Cynics will likely take note that the second season of “The Killing” (AMC, 8 p.m.) occurs on April Fools Day.
Some viewers felt like they were fooled when the first season ended minus a resolution to the season-long case investigating the murder of a teenager.
The backlash caused the network AMC to go into a defensive mode and a definitive promise aobut the series going forth.
“We learned a lot from your response to season one,” AMC programming chief Joel Stillerman told writers at the TV Critics Association winter press tour earlier this year. “We heard you, and we clearly didn’t sufficiently manage expectations.”
Some thought he was kidding when he declared, though, that “the killer will be revealed in the season two finale.”
But maybe people shouldn’t have been so prised at what did or didn’t lappen, he said. AMC’s two seasons are “taken directly from the very successful Danish series, which also ended season one with a cliffhanger and solved the murder at the end of season two.
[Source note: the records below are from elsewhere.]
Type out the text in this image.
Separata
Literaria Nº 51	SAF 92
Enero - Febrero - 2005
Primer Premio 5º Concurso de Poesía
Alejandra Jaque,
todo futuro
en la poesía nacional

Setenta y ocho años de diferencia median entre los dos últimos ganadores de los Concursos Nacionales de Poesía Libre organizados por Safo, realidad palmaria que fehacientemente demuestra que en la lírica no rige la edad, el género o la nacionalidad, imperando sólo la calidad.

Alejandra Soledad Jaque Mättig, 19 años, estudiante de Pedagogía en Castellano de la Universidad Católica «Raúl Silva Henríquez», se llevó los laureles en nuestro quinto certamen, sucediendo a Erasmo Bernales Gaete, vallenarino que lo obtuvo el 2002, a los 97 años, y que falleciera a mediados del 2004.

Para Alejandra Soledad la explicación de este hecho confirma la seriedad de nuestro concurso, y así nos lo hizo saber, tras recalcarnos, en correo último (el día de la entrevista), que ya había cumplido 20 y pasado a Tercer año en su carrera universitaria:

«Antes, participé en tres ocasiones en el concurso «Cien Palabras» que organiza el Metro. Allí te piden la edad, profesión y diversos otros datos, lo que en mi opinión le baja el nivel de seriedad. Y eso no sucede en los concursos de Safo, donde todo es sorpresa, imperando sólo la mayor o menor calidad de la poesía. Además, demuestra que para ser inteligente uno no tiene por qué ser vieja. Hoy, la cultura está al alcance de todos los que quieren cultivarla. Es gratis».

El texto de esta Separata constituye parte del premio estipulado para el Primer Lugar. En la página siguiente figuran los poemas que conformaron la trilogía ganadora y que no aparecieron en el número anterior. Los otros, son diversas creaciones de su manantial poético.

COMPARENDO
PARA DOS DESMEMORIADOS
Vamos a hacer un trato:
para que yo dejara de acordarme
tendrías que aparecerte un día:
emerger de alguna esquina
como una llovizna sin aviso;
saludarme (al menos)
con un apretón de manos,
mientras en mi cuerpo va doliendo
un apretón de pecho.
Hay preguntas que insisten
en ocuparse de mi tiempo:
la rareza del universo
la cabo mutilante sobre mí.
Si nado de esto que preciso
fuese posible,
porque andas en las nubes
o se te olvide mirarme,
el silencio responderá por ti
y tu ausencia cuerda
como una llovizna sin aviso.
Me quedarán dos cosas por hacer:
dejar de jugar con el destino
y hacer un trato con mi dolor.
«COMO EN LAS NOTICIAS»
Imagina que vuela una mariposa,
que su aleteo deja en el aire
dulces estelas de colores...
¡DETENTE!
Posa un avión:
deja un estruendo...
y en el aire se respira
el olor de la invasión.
But, he added, “after we saw the reaction,” he said the network “potentially explored veering away from the Danish template. We looked at all our options and thought about whether we could conclude the story early in the season or at other points, but at the end of the day and after some significant discussion, we decided that in order to do justice to the story that we fell in love with in the first place, a very multi layered and complex story, resolving the murder at the end of season two was the best creative plan.”
Then, as in the Danish series, a new crime would be investigated.